While it is difficult to understand how a person might leave a child behind in a car, Diamond said that in a national online survey of 1,000 parents, about 25% of parents with children under 3 admit to forgetting their child in a car.
The study also showed that dads are three times more likely than moms to leave a child alone in a parked car — 23% compared to 8%.
The concerning phenomenon of children left unattended in vehicles transcends socioeconomic strata and educational attainments. This implies that married white mothers with college degrees are as susceptible as single mothers who have not completed high school, Diamond said.
In 2004, Diamond found that over 100 children had died from being left in hot cars. He developed a hypothesis to explain this phenomenon, based on his expertise as a behavioral neuroscientist, that focuses on the failure of the brain's "prospective memory" system.

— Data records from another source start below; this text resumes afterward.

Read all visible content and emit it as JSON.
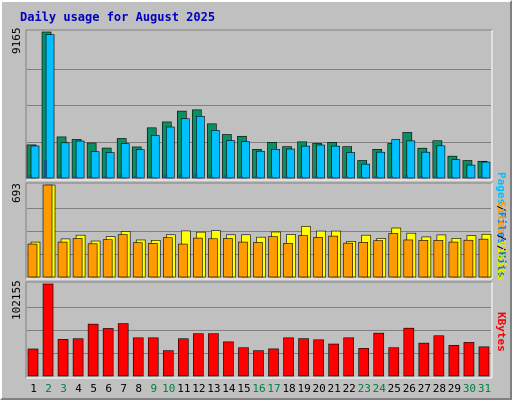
{
  "title": "Daily usage for August 2025",
  "colors": {
    "hits": "#0a8e64",
    "files": "#00c0ff",
    "sites": "#ff9a00",
    "visits": "#ffff00",
    "kbytes": "#ff0000",
    "weekday_label": "#000000",
    "weekend_label": "#008040",
    "separator": "#808080"
  },
  "chart_data": [
    {
      "type": "bar",
      "panel": "hits-files-pages",
      "ymax_label": "9165",
      "ylim": [
        0,
        9165
      ],
      "categories": [
        "1",
        "2",
        "3",
        "4",
        "5",
        "6",
        "7",
        "8",
        "9",
        "10",
        "11",
        "12",
        "13",
        "14",
        "15",
        "16",
        "17",
        "18",
        "19",
        "20",
        "21",
        "22",
        "23",
        "24",
        "25",
        "26",
        "27",
        "28",
        "29",
        "30",
        "31"
      ],
      "weekend": [
        false,
        true,
        true,
        false,
        false,
        false,
        false,
        false,
        true,
        true,
        false,
        false,
        false,
        false,
        false,
        true,
        true,
        false,
        false,
        false,
        false,
        false,
        true,
        true,
        false,
        false,
        false,
        false,
        false,
        true,
        true
      ],
      "legend": [
        {
          "label": "Hits",
          "color": "#0a8e64"
        },
        {
          "label": "Files",
          "color": "#00c0ff"
        },
        {
          "label": "Pages",
          "color": "#00c0ff"
        }
      ],
      "series": [
        {
          "name": "Hits",
          "values": [
            2080,
            9165,
            2580,
            2420,
            2200,
            1880,
            2480,
            1950,
            3150,
            3520,
            4200,
            4280,
            3400,
            2730,
            2620,
            1800,
            2240,
            1970,
            2270,
            2170,
            2240,
            1970,
            1100,
            1800,
            2170,
            2860,
            1870,
            2340,
            1370,
            1100,
            1050
          ]
        },
        {
          "name": "Files",
          "values": [
            2010,
            9000,
            2210,
            2320,
            1650,
            1600,
            2160,
            1780,
            2670,
            3200,
            3720,
            3870,
            2980,
            2350,
            2280,
            1680,
            1800,
            1820,
            2000,
            2070,
            2000,
            1600,
            870,
            1620,
            2420,
            2330,
            1620,
            2020,
            1150,
            810,
            1000
          ]
        },
        {
          "name": "Pages",
          "values": [
            180,
            1150,
            180,
            150,
            130,
            140,
            200,
            160,
            170,
            240,
            230,
            270,
            200,
            210,
            160,
            110,
            160,
            140,
            150,
            150,
            140,
            120,
            90,
            120,
            150,
            180,
            130,
            150,
            100,
            80,
            90
          ]
        }
      ]
    },
    {
      "type": "bar",
      "panel": "visits-sites",
      "ymax_label": "693",
      "ylim": [
        0,
        693
      ],
      "legend": [
        {
          "label": "Visits",
          "color": "#ffff00"
        },
        {
          "label": "Sites",
          "color": "#ff9a00"
        }
      ],
      "series": [
        {
          "name": "Visits",
          "values": [
            263,
            693,
            287,
            315,
            271,
            304,
            343,
            279,
            276,
            318,
            347,
            338,
            349,
            318,
            318,
            300,
            339,
            320,
            381,
            346,
            346,
            268,
            315,
            290,
            369,
            330,
            302,
            317,
            291,
            312,
            322
          ]
        },
        {
          "name": "Sites",
          "values": [
            248,
            693,
            263,
            290,
            250,
            281,
            319,
            259,
            253,
            296,
            248,
            293,
            288,
            290,
            263,
            260,
            304,
            253,
            312,
            298,
            308,
            255,
            261,
            274,
            328,
            279,
            276,
            276,
            263,
            277,
            285
          ]
        }
      ]
    },
    {
      "type": "bar",
      "panel": "kbytes",
      "ymax_label": "102155",
      "ylim": [
        0,
        102155
      ],
      "legend": [
        {
          "label": "KBytes",
          "color": "#ff0000"
        }
      ],
      "series": [
        {
          "name": "KBytes",
          "values": [
            30000,
            102155,
            40700,
            41400,
            57600,
            52800,
            58200,
            42400,
            42400,
            28200,
            41400,
            47000,
            47000,
            37900,
            31400,
            28200,
            30100,
            42400,
            41500,
            40200,
            35500,
            42400,
            30700,
            47600,
            31400,
            53100,
            36500,
            44700,
            34100,
            37300,
            32400
          ]
        }
      ]
    }
  ]
}
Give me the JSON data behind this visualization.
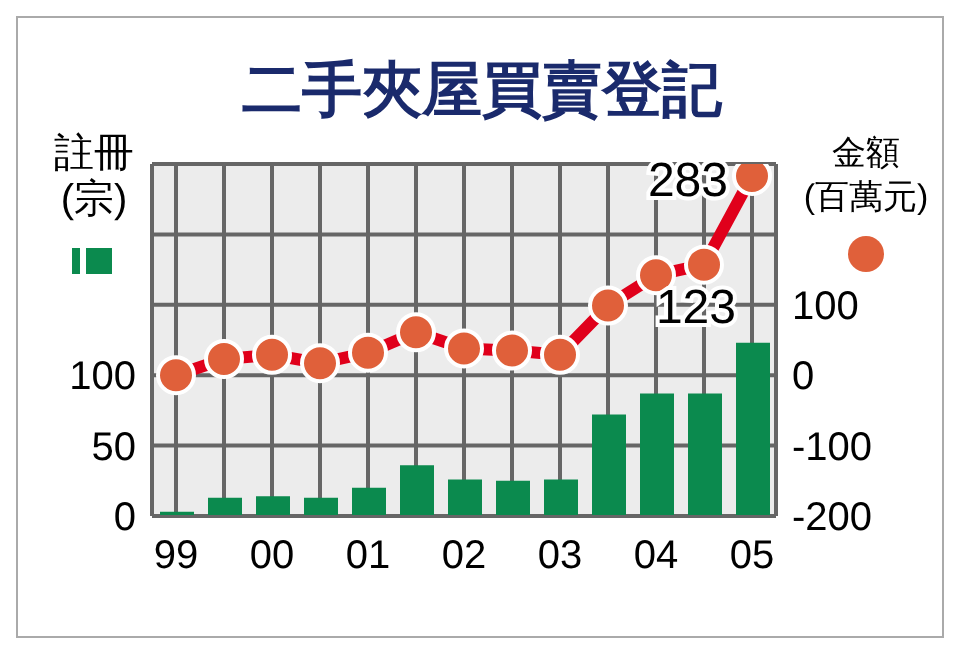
{
  "chart_data": {
    "type": "bar",
    "title": "二手夾屋買賣登記",
    "ylabel": "註冊(宗)",
    "y2label": "金額(百萬元)",
    "categories": [
      "99",
      null,
      "00",
      null,
      "01",
      null,
      "02",
      null,
      "03",
      null,
      "04",
      null,
      "05"
    ],
    "ylim": [
      0,
      250
    ],
    "yticks": [
      0,
      50,
      100,
      {
        "value": 150,
        "label": null
      },
      {
        "value": 200,
        "label": null
      },
      {
        "value": 250,
        "label": null
      }
    ],
    "y2lim": [
      -200,
      300
    ],
    "y2ticks": [
      -200,
      -100,
      0,
      100
    ],
    "grid": true,
    "legend": false,
    "series": [
      {
        "color": "#0b8a4e",
        "values": [
          3,
          13,
          14,
          13,
          20,
          36,
          26,
          25,
          26,
          72,
          87,
          87,
          123
        ],
        "value_labels": [
          null,
          null,
          null,
          null,
          null,
          null,
          null,
          null,
          null,
          null,
          null,
          null,
          "123"
        ]
      },
      {
        "type": "line",
        "axis": "y2",
        "color": "#e0001b",
        "marker": "circle",
        "values": [
          0,
          23,
          29,
          17,
          32,
          61,
          38,
          35,
          29,
          99,
          142,
          157,
          283
        ],
        "value_labels": [
          null,
          null,
          null,
          null,
          null,
          null,
          null,
          null,
          null,
          null,
          null,
          null,
          "283"
        ]
      }
    ]
  }
}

“In all of the cases I’ve studied, the parent begins the drive with the plan to bring the child to a destination, but at some point, during the drive, the parent reports having lost awareness of the child in the car” Diamond said. “In these cases, the parent travels directly to the final destination, and in the process, exits the car without awareness that the child is still in the car.”
'Racism is still in play.'
In a case with racial implications, an African American man was charged in May 2016 with second-degree murder after he accidentally left his 8-month-old daughter in the back of his car while he worked.
Joshua Blunt's attorney, Carlos Moore, asked the judge to reduce the charge to culpable manslaughter, but the request was denied.
Blunt, 25, of Grenada, Mississippi, and his fiancée, Shanice Caradine, worked fast food jobs and shared a car. Blunt left work on a break to pick up Caradine and their daughter, Shania. After dropping Caradine off at work, he was supposed to drop Shania off at her grandmother’s house before returning to his job.
However, he forgot and left her in the vehicle.
His coworkers discovered Shania in the car's back seat four hours later. She was rushed to the hospital, where she later died. His bond was set at $250,000.
Moore claimed that Blunt suffered from "Forgotten Baby Syndrome," a condition where caregivers forget their children are in the car. He demanded the charge against his client be dropped, alleging that Grenada County District Attorney Doug Evans, who is white, pursued the manslaughter charge due to Blunt's race.
Moore called Blunt’s arrest a case of "blatant racism," according to a story in The Clarion-Ledger.
When Blunt was released from jail but his charges weren’t disappointed that the city judge did not heed the same prosecutor's motion to amend and reduce the current charge of second degree murder to culpable negligence. This is unprecedented and shows racism is still in play.”
In January 2017, Blunt pleaded guilty to manslaughter to avoid prison time, but now has a felony on his record. He license was suspended for five years, and he was sentenced to 5 years of probation.
That’s a very different outcome from the case I mentioned earlier in Broward County, where Anastasiya Motalava was arrested and a single charge of child neglect was later quickly dropped. The takeaway isn’t that parents shouldn’t be held accountable for these awful acts of forgetting. But the apparent racial disparities in charges is a worrying sign that some parents are being held more accountable than others.